Skylar lifted her eyes heavenward. “OMG, that kid… He loves it. The schools have screwed him, not letting him play. It’s the one thing he’s been able to take with him from school to school, and I swear they can’t give him a fair shot. He’s a good kid. I don’t know how no one else can see it. You should see him ride. He’s a natural.”

Travis ignored her admonishment and leaned back down, his thighs straddling hers, his pelvis pushing into her as his chest blanketed her, his mouth resuming a slow, sensual trail of kisses along her jaw and cheek, begging her to return the heat. His dick was growing heavy. He’d been struggling with a semi for a few days now, imagining Skylar, fantasizing about their future, in and out of bed. His libido had always run hot, even if he’d used his fist over the years far more often than he cared to admit, and he didn’t know how to hold Skylar without wanting to touch every inch of her, too.

“If Anita finds him a new placement, all this progress will be lost,” she breathed defiantly.

He pulled back at that, his brow furrowing, all thoughts of lust dragging to a stop.
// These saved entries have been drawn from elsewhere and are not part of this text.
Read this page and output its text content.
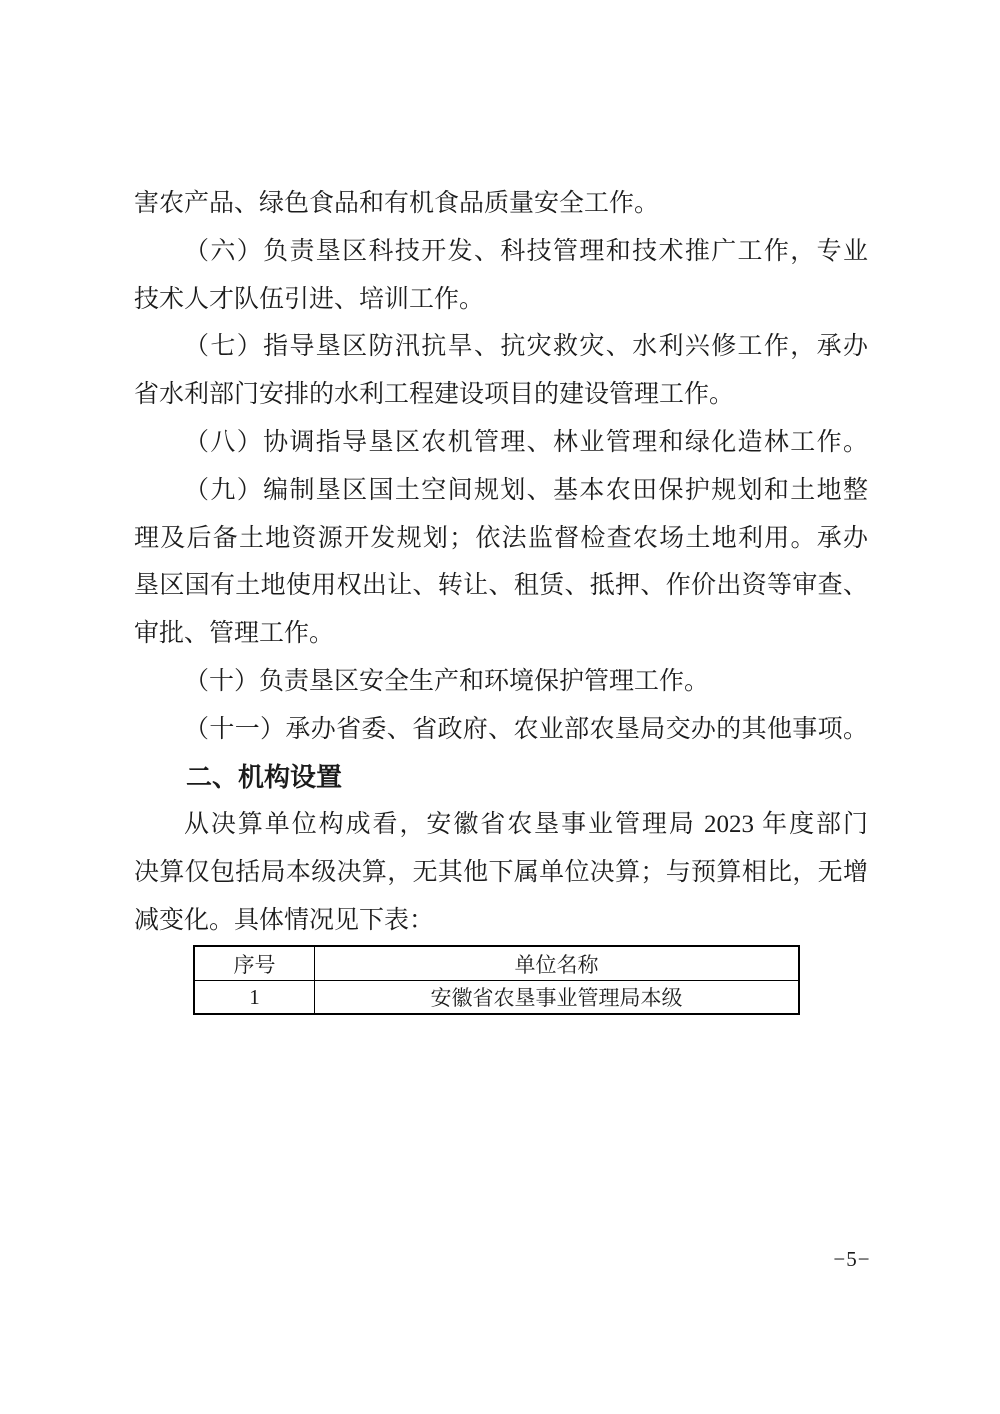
害农产品、绿色食品和有机食品质量安全工作。
（六）负责垦区科技开发、科技管理和技术推广工作，专业
技术人才队伍引进、培训工作。
（七）指导垦区防汛抗旱、抗灾救灾、水利兴修工作，承办
省水利部门安排的水利工程建设项目的建设管理工作。
（八）协调指导垦区农机管理、林业管理和绿化造林工作。
（九）编制垦区国土空间规划、基本农田保护规划和土地整
理及后备土地资源开发规划；依法监督检查农场土地利用。承办
垦区国有土地使用权出让、转让、租赁、抵押、作价出资等审查、
审批、管理工作。
（十）负责垦区安全生产和环境保护管理工作。
（十一）承办省委、省政府、农业部农垦局交办的其他事项。
二、机构设置
从决算单位构成看，安徽省农垦事业管理局 2023 年度部门
决算仅包括局本级决算，无其他下属单位决算；与预算相比，无增
减变化。具体情况见下表：
序号	单位名称
1	安徽省农垦事业管理局本级
−5−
She really did have a lot on her plate with Brandon. Did she even have time for him, sniffing around like a dog in heat? “What’s going on with this Anita? Brandon had some choice things to say about her a minute ago.”

Skylar shook her head, her arms tightening around his torso, nestling into him and resting her cheek against his chest. So much for pushing him away. And yet it felt more like she needed reassurances rather than kisses.